Selanjutnya pada 2012 Paltel menjajaki kerja sama dengan Turkiye Telekom International (TTI) untuk membangun jaringan telekomunikasi bawah laut pertama. Layanan internet di berbagai wilayah Palestina akhirnya diperkuat.

Tujuh tahun kemudian, perusahaan meluncurkan layanan fiber to the home (FTTH) dimulai dengan meluncurkan layanan Internet melalui teknologi serat optik.

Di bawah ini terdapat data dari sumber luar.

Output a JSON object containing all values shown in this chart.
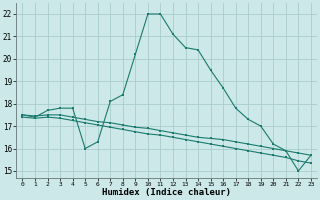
{
  "xlabel": "Humidex (Indice chaleur)",
  "xlim": [
    -0.5,
    23.5
  ],
  "ylim": [
    14.7,
    22.5
  ],
  "xticks": [
    0,
    1,
    2,
    3,
    4,
    5,
    6,
    7,
    8,
    9,
    10,
    11,
    12,
    13,
    14,
    15,
    16,
    17,
    18,
    19,
    20,
    21,
    22,
    23
  ],
  "yticks": [
    15,
    16,
    17,
    18,
    19,
    20,
    21,
    22
  ],
  "background_color": "#cce8e8",
  "grid_color": "#aacccc",
  "line_color": "#1a7a6e",
  "lines": [
    {
      "x": [
        0,
        1,
        2,
        3,
        4,
        5,
        6,
        7,
        8,
        9,
        10,
        11,
        12,
        13,
        14,
        15,
        16,
        17,
        18,
        19,
        20,
        21,
        22,
        23
      ],
      "y": [
        17.5,
        17.4,
        17.7,
        17.8,
        17.8,
        16.0,
        16.3,
        18.1,
        18.4,
        20.2,
        22.0,
        22.0,
        21.1,
        20.5,
        20.4,
        19.5,
        18.7,
        17.8,
        17.3,
        17.0,
        16.2,
        15.9,
        15.0,
        15.7
      ]
    },
    {
      "x": [
        0,
        1,
        2,
        3,
        4,
        5,
        6,
        7,
        8,
        9,
        10,
        11,
        12,
        13,
        14,
        15,
        16,
        17,
        18,
        19,
        20,
        21,
        22,
        23
      ],
      "y": [
        17.5,
        17.45,
        17.5,
        17.5,
        17.4,
        17.3,
        17.2,
        17.15,
        17.05,
        16.95,
        16.9,
        16.8,
        16.7,
        16.6,
        16.5,
        16.45,
        16.4,
        16.3,
        16.2,
        16.1,
        16.0,
        15.9,
        15.8,
        15.7
      ]
    },
    {
      "x": [
        0,
        1,
        2,
        3,
        4,
        5,
        6,
        7,
        8,
        9,
        10,
        11,
        12,
        13,
        14,
        15,
        16,
        17,
        18,
        19,
        20,
        21,
        22,
        23
      ],
      "y": [
        17.4,
        17.35,
        17.4,
        17.35,
        17.25,
        17.15,
        17.05,
        16.95,
        16.85,
        16.75,
        16.65,
        16.6,
        16.5,
        16.4,
        16.3,
        16.2,
        16.1,
        16.0,
        15.9,
        15.8,
        15.7,
        15.6,
        15.45,
        15.35
      ]
    }
  ]
}
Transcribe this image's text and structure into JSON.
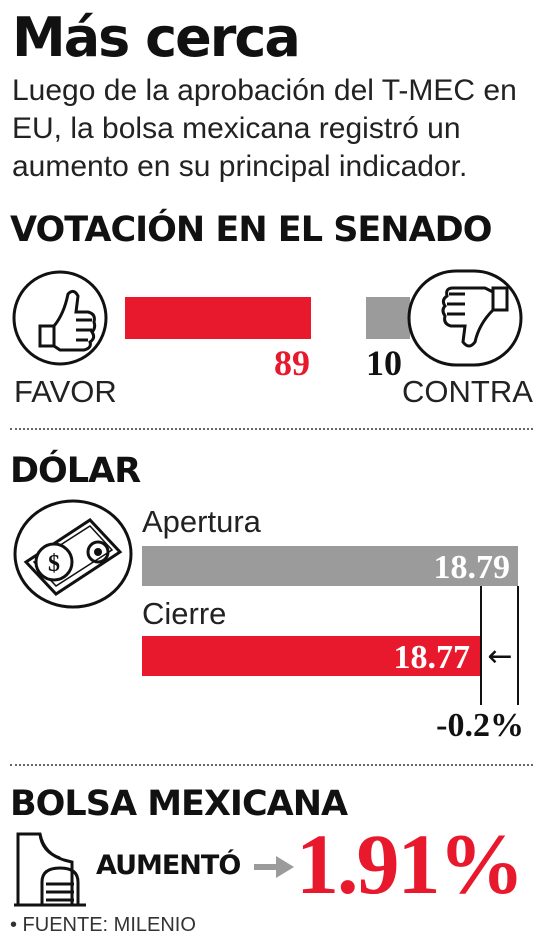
{
  "header": {
    "title": "Más cerca",
    "subtitle": "Luego de la aprobación del T-MEC en EU, la bolsa mexicana registró un aumento en su principal indicador."
  },
  "senate": {
    "heading": "VOTACIÓN EN EL SENADO",
    "favor_label": "FAVOR",
    "contra_label": "CONTRA",
    "favor_value": "89",
    "contra_value": "10"
  },
  "dollar": {
    "heading": "DÓLAR",
    "open_label": "Apertura",
    "close_label": "Cierre",
    "open_value": "18.79",
    "close_value": "18.77",
    "change": "-0.2%",
    "arrow": "←"
  },
  "stock": {
    "heading": "BOLSA MEXICANA",
    "label": "AUMENTÓ",
    "value": "1.91%"
  },
  "source": "• FUENTE: MILENIO",
  "colors": {
    "red": "#e8192c",
    "gray": "#9b9b9b",
    "ink": "#111111"
  },
  "chart_data": [
    {
      "type": "bar",
      "title": "VOTACIÓN EN EL SENADO",
      "categories": [
        "FAVOR",
        "CONTRA"
      ],
      "values": [
        89,
        10
      ]
    },
    {
      "type": "bar",
      "title": "DÓLAR",
      "categories": [
        "Apertura",
        "Cierre"
      ],
      "values": [
        18.79,
        18.77
      ],
      "annotations": [
        "-0.2%"
      ]
    }
  ]
}
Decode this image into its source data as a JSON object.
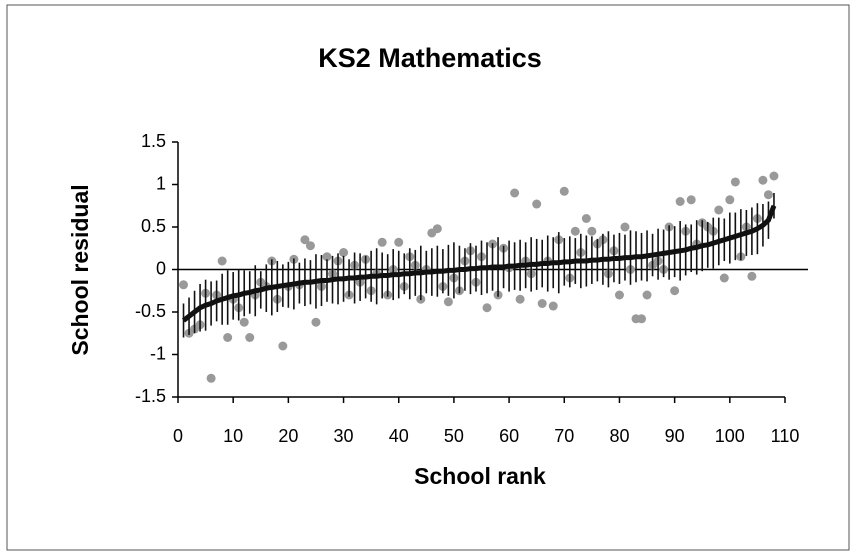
{
  "chart_data": {
    "type": "caterpillar",
    "title": "KS2 Mathematics",
    "x_label": "School rank",
    "y_label": "School residual",
    "x": [
      1,
      2,
      3,
      4,
      5,
      6,
      7,
      8,
      9,
      10,
      11,
      12,
      13,
      14,
      15,
      16,
      17,
      18,
      19,
      20,
      21,
      22,
      23,
      24,
      25,
      26,
      27,
      28,
      29,
      30,
      31,
      32,
      33,
      34,
      35,
      36,
      37,
      38,
      39,
      40,
      41,
      42,
      43,
      44,
      45,
      46,
      47,
      48,
      49,
      50,
      51,
      52,
      53,
      54,
      55,
      56,
      57,
      58,
      59,
      60,
      61,
      62,
      63,
      64,
      65,
      66,
      67,
      68,
      69,
      70,
      71,
      72,
      73,
      74,
      75,
      76,
      77,
      78,
      79,
      80,
      81,
      82,
      83,
      84,
      85,
      86,
      87,
      88,
      89,
      90,
      91,
      92,
      93,
      94,
      95,
      96,
      97,
      98,
      99,
      100,
      101,
      102,
      103,
      104,
      105,
      106,
      107,
      108
    ],
    "series": [
      {
        "color": "#111111",
        "values": [
          -0.6,
          -0.55,
          -0.5,
          -0.45,
          -0.42,
          -0.4,
          -0.37,
          -0.35,
          -0.33,
          -0.31,
          -0.3,
          -0.28,
          -0.27,
          -0.25,
          -0.24,
          -0.22,
          -0.21,
          -0.2,
          -0.19,
          -0.18,
          -0.17,
          -0.16,
          -0.15,
          -0.15,
          -0.14,
          -0.13,
          -0.13,
          -0.12,
          -0.11,
          -0.11,
          -0.1,
          -0.1,
          -0.09,
          -0.09,
          -0.08,
          -0.08,
          -0.07,
          -0.07,
          -0.06,
          -0.06,
          -0.05,
          -0.05,
          -0.04,
          -0.04,
          -0.03,
          -0.03,
          -0.02,
          -0.02,
          -0.01,
          -0.01,
          0,
          0,
          0.01,
          0.01,
          0.02,
          0.02,
          0.03,
          0.03,
          0.03,
          0.04,
          0.04,
          0.05,
          0.05,
          0.06,
          0.06,
          0.07,
          0.07,
          0.08,
          0.08,
          0.09,
          0.09,
          0.1,
          0.1,
          0.1,
          0.11,
          0.11,
          0.12,
          0.12,
          0.13,
          0.13,
          0.14,
          0.14,
          0.15,
          0.15,
          0.16,
          0.17,
          0.18,
          0.19,
          0.2,
          0.21,
          0.22,
          0.23,
          0.25,
          0.26,
          0.28,
          0.29,
          0.31,
          0.33,
          0.35,
          0.37,
          0.39,
          0.41,
          0.43,
          0.45,
          0.48,
          0.52,
          0.58,
          0.75
        ],
        "errors": [
          0.2,
          0.22,
          0.25,
          0.28,
          0.3,
          0.26,
          0.24,
          0.3,
          0.32,
          0.28,
          0.3,
          0.27,
          0.25,
          0.3,
          0.22,
          0.28,
          0.33,
          0.3,
          0.25,
          0.27,
          0.3,
          0.24,
          0.28,
          0.26,
          0.32,
          0.3,
          0.25,
          0.28,
          0.3,
          0.27,
          0.22,
          0.3,
          0.28,
          0.25,
          0.3,
          0.33,
          0.27,
          0.25,
          0.3,
          0.28,
          0.24,
          0.3,
          0.27,
          0.32,
          0.25,
          0.28,
          0.3,
          0.26,
          0.3,
          0.33,
          0.28,
          0.25,
          0.3,
          0.27,
          0.32,
          0.3,
          0.28,
          0.35,
          0.25,
          0.3,
          0.28,
          0.3,
          0.27,
          0.32,
          0.3,
          0.28,
          0.33,
          0.3,
          0.36,
          0.28,
          0.3,
          0.27,
          0.32,
          0.3,
          0.28,
          0.25,
          0.3,
          0.33,
          0.28,
          0.3,
          0.27,
          0.32,
          0.3,
          0.28,
          0.3,
          0.25,
          0.3,
          0.28,
          0.32,
          0.3,
          0.35,
          0.3,
          0.28,
          0.32,
          0.3,
          0.27,
          0.3,
          0.28,
          0.25,
          0.3,
          0.28,
          0.3,
          0.27,
          0.28,
          0.3,
          0.25,
          0.22,
          0.15
        ]
      },
      {
        "color": "#999999",
        "values": [
          -0.18,
          -0.75,
          -0.7,
          -0.65,
          -0.28,
          -1.28,
          -0.3,
          0.1,
          -0.8,
          -0.35,
          -0.45,
          -0.62,
          -0.8,
          -0.3,
          -0.15,
          -0.2,
          0.1,
          -0.35,
          -0.9,
          -0.2,
          0.12,
          -0.18,
          0.35,
          0.28,
          -0.62,
          -0.2,
          0.15,
          -0.05,
          0.1,
          0.2,
          -0.3,
          0.05,
          -0.15,
          0.12,
          -0.25,
          -0.05,
          0.32,
          -0.3,
          0,
          0.32,
          -0.2,
          0.15,
          0.05,
          -0.35,
          0,
          0.43,
          0.48,
          -0.2,
          -0.38,
          -0.1,
          -0.25,
          0.1,
          0.22,
          -0.15,
          0.15,
          -0.45,
          0.3,
          -0.3,
          0.25,
          0.02,
          0.9,
          -0.35,
          0.1,
          -0.05,
          0.77,
          -0.4,
          0.1,
          -0.43,
          0.35,
          0.92,
          -0.1,
          0.45,
          0.2,
          0.6,
          0.45,
          0.3,
          0.35,
          -0.05,
          0.22,
          -0.3,
          0.5,
          0,
          -0.58,
          -0.58,
          -0.3,
          0.05,
          0.1,
          0,
          0.5,
          -0.25,
          0.8,
          0.45,
          0.82,
          0.3,
          0.55,
          0.5,
          0.45,
          0.7,
          -0.1,
          0.82,
          1.03,
          0.15,
          0.5,
          -0.08,
          0.6,
          1.05,
          0.88,
          1.1
        ]
      }
    ],
    "xlim": [
      0,
      110
    ],
    "xticks": [
      0,
      10,
      20,
      30,
      40,
      50,
      60,
      70,
      80,
      90,
      100,
      110
    ],
    "ylim": [
      -1.5,
      1.5
    ],
    "yticks": [
      1.5,
      1,
      0.5,
      0,
      -0.5,
      -1,
      -1.5
    ]
  }
}
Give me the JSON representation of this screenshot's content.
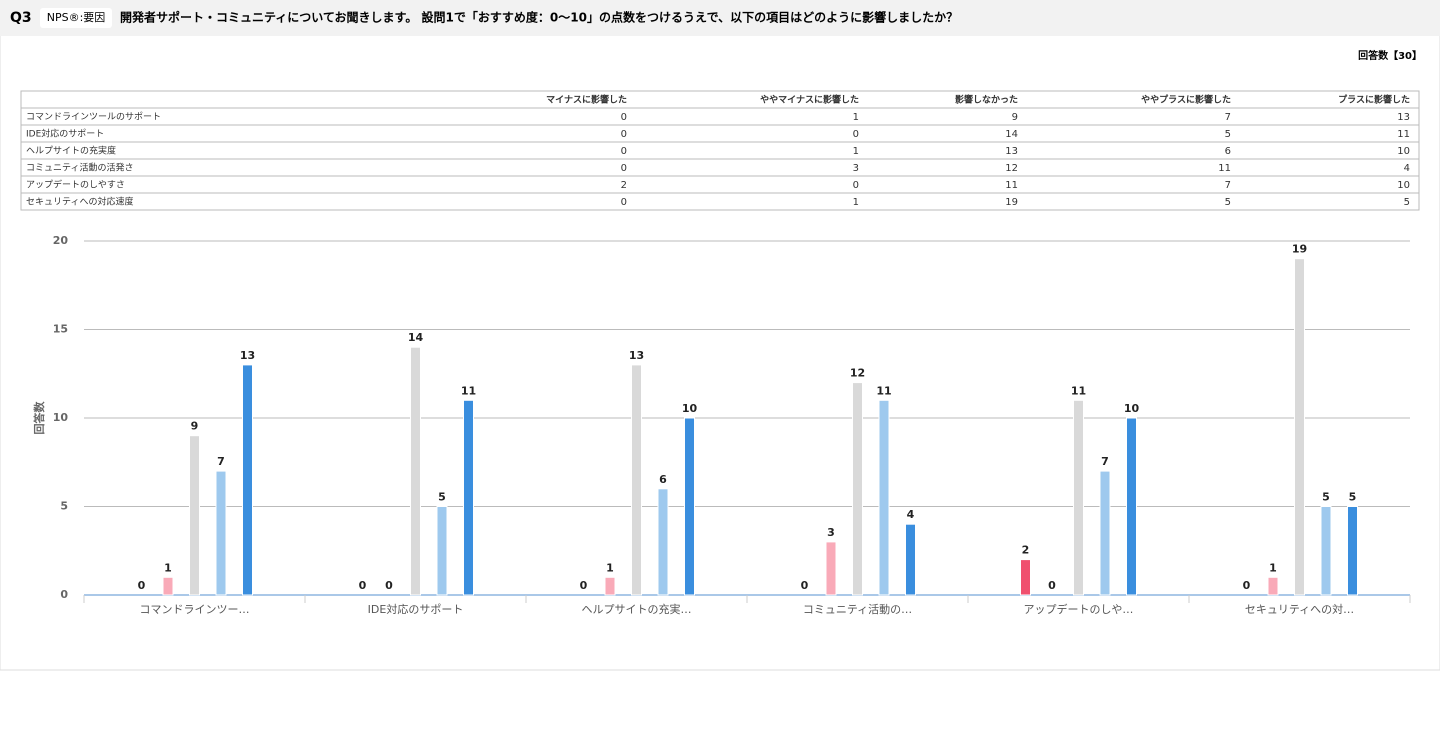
{
  "header": {
    "q": "Q3",
    "badge": "NPS®:要因",
    "title": "開発者サポート・コミュニティについてお聞きします。 設問1で「おすすめ度：0〜10」の点数をつけるうえで、以下の項目はどのように影響しましたか？"
  },
  "response_count": "回答数【30】",
  "table": {
    "columns": [
      "マイナスに影響した",
      "ややマイナスに影響した",
      "影響しなかった",
      "ややプラスに影響した",
      "プラスに影響した"
    ],
    "rows": [
      "コマンドラインツールのサポート",
      "IDE対応のサポート",
      "ヘルプサイトの充実度",
      "コミュニティ活動の活発さ",
      "アップデートのしやすさ",
      "セキュリティへの対応速度"
    ]
  },
  "chart_data": {
    "type": "bar",
    "y_label": "回答数",
    "categories": [
      "コマンドラインツー…",
      "IDE対応のサポート",
      "ヘルプサイトの充実…",
      "コミュニティ活動の…",
      "アップデートのしや…",
      "セキュリティへの対…"
    ],
    "series": [
      {
        "color": "#f0506e",
        "values": [
          0,
          0,
          0,
          0,
          2,
          0
        ]
      },
      {
        "color": "#f9aab8",
        "values": [
          1,
          0,
          1,
          3,
          0,
          1
        ]
      },
      {
        "color": "#d9d9d9",
        "values": [
          9,
          14,
          13,
          12,
          11,
          19
        ]
      },
      {
        "color": "#9ec9ee",
        "values": [
          7,
          5,
          6,
          11,
          7,
          5
        ]
      },
      {
        "color": "#3a8ede",
        "values": [
          13,
          11,
          10,
          4,
          10,
          5
        ]
      }
    ],
    "ylim": [
      0,
      20
    ],
    "yticks": [
      0,
      5,
      10,
      15,
      20
    ],
    "grid": true
  }
}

Kini, perjuangan Paltel melayani telekomunikasi tengah diuji lantaran bombardir yang dilakukan Israel di Jalur Gaza. Paltel mengakui terjadi gangguan baik di layanan seluler dan fixed broadband akibat rusaknya generator utama di Sheikh Radwan, Palestina.

“Orang-orang kami yang hormati di tanah air kami tercinta. Dengan menyesal kami mengumumkan bahwa telah terjadi gangguan total terhadap semua komunikasi dan layanan Internet di Jalur Gaza, karena rute internasional yang sebelumnya tersambung kembali terputus lagi. Semoga Tuhan melindungi Anda dan melindungi negara kami,” kata perusahaan.

Namun, tim teknisi disebut sudah berada di lokasi untuk memulihkan kembali layanan internet yang lumpuh.

“Kami ingin menekankan bahwa tim teknis kami bekerja tanpa lelah dan tanpa henti dalam kondisi yang sulit agar pelanggan kami tetap terhubung,” sambung perusahaan.